Headline: Populism faces its darkest hour
Sub-headline: But as its rightwing variant flags, the leftwing version could surge
The headline writers Financial Times have produced in the headline a fragment of melodrama that Mr. Rachman’s wan polemic against Populism can’t vindicate! Both its ‘Right’ and ‘Left’ iterations are subject to the usual recitation of the Party Line of the respectable bourgeois scribbler. As I start to read Mr. Rachman’s essay I see a link to this essay:
Headline: Di Maio pledges his support to France’s yellow vest protesters
Sub-headline: Head of Italy’s Five Star movement urges demonstrators to emulate his party’s success
This seems to reify the link between Italian Neo-Fascism and the gilets jaunes! The motto of the Financial Times is never let an opportunity go to waste, in the search for the defence of the fantasy of the Post -War Liberal Order, as the definitional point, that provides both historical meaning to the politics of the present, and the fact that this construct is under threat from the forces of extremist anarchy, defined as without foundation.

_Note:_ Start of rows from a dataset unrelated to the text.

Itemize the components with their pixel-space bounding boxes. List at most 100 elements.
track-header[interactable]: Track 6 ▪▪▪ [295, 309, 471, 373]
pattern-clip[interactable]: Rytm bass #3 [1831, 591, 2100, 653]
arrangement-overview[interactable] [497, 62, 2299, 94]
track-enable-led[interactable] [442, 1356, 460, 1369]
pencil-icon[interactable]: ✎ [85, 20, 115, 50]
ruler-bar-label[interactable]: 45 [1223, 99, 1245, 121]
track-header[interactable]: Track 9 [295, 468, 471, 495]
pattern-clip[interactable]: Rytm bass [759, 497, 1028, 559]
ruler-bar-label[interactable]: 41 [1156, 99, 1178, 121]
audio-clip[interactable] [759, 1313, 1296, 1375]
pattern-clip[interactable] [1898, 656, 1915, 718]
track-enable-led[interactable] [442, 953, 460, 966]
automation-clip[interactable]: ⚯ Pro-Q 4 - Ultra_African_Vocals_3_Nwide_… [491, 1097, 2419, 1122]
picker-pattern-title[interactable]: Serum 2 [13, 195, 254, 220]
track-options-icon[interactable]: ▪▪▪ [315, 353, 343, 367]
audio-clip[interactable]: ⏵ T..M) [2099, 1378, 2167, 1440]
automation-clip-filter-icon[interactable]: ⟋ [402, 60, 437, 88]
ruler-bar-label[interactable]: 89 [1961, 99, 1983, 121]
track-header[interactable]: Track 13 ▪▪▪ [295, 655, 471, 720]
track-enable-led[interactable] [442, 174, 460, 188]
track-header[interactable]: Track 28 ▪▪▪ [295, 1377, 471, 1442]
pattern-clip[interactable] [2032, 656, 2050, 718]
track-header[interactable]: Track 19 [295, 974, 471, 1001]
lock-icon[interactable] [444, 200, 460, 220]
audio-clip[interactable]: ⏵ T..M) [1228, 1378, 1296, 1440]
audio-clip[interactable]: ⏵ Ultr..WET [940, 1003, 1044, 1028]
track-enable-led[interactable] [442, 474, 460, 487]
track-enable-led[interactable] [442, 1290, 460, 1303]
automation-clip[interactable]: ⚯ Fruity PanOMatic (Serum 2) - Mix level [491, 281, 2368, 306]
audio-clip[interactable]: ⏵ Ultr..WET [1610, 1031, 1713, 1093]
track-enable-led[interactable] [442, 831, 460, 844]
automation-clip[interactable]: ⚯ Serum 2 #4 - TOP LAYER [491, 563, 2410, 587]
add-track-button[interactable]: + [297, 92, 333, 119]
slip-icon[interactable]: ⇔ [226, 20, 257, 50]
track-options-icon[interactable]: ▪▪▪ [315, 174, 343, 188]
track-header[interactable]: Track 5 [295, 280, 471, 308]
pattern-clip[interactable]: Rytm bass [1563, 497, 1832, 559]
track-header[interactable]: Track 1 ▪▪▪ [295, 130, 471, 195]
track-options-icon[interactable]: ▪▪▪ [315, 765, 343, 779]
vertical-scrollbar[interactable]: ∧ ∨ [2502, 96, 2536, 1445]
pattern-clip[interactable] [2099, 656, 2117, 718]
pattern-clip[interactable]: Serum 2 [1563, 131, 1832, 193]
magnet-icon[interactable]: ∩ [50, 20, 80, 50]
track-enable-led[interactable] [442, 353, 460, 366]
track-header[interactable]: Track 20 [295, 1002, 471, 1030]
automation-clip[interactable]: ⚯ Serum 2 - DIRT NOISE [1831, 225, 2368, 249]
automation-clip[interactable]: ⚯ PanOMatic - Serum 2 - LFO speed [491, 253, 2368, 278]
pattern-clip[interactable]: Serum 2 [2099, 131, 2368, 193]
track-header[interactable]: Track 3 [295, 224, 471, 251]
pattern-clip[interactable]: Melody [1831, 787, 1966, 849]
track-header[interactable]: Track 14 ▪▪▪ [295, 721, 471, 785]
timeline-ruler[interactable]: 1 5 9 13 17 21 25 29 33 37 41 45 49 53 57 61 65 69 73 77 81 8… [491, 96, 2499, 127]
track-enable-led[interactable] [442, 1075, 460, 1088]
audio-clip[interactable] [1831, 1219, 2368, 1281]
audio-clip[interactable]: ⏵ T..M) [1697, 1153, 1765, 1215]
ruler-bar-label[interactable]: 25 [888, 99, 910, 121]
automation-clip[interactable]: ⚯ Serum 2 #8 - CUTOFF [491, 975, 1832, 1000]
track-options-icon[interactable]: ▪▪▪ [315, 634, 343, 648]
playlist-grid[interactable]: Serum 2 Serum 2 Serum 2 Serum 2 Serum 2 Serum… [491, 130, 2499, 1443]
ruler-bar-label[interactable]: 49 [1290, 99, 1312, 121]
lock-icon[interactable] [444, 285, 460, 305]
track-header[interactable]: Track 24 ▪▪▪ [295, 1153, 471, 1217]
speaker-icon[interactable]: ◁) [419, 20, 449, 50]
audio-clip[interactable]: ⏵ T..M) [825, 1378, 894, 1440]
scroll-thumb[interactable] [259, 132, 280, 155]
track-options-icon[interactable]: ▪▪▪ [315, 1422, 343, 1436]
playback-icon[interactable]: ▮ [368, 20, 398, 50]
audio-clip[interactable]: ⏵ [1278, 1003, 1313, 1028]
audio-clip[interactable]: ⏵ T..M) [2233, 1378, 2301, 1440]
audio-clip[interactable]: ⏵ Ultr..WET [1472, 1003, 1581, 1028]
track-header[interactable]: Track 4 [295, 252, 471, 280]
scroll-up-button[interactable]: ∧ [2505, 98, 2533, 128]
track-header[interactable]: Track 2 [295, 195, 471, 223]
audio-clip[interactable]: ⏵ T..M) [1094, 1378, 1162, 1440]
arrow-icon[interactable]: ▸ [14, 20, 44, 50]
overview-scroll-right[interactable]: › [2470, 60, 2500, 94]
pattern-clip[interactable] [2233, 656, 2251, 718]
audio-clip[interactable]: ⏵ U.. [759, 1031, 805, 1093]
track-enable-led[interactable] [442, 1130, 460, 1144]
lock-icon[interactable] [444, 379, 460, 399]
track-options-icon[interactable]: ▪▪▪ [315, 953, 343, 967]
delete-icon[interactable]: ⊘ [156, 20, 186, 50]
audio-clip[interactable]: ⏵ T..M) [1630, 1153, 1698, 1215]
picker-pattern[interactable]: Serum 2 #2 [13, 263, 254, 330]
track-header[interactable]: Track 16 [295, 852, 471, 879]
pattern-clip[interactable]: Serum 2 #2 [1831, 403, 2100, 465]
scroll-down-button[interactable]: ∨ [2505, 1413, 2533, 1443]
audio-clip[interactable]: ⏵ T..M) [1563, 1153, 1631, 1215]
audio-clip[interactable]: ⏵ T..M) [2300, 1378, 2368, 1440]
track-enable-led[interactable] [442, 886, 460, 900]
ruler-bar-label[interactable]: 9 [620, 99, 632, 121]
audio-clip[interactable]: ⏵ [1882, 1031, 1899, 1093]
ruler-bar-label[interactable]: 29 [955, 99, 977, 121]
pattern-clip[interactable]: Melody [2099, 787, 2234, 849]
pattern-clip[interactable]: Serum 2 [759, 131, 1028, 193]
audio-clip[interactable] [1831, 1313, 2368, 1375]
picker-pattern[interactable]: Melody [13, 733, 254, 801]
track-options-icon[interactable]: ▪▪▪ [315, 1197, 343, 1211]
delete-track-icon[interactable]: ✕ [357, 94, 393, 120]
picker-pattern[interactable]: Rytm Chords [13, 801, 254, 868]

The bad actors of Populism in Mr. Rachman’s history made to measure: Trump, Bolsonaro, Salvini, Alves, Elizabeth Warren, Bernie Sanders Alexandria Ocasio-Cortez, Jeremy Corbyn, López Obrador, and even the ghost of Hugo Chávez. With the added mention, of dull-witted enarque Emmanuel Macron, who makes an appearance to complete the attempt to construct an historical verisimilitude.
As Goya said ‘the sleep of reason bring forth monsters’ : define that slumber as precipitated by the collapse of the Neo-Liberal Swindle, and the reawakening of political activism on the fringes of the politics of that ‘Center’ : Mr. Rachman defends as an indispensable part of that Post-War Centrist Myth. Think of Lippmann’s enthusiasm for ‘The Expert’, the precursor of the rule by Technocrats, as the bulwark against too much Democracy. And of the Technocrat Supreme Jean Monnet the mastermind of the Common Market, a coal and steel cartel, that remained a cartel with the window dressing of Federalism.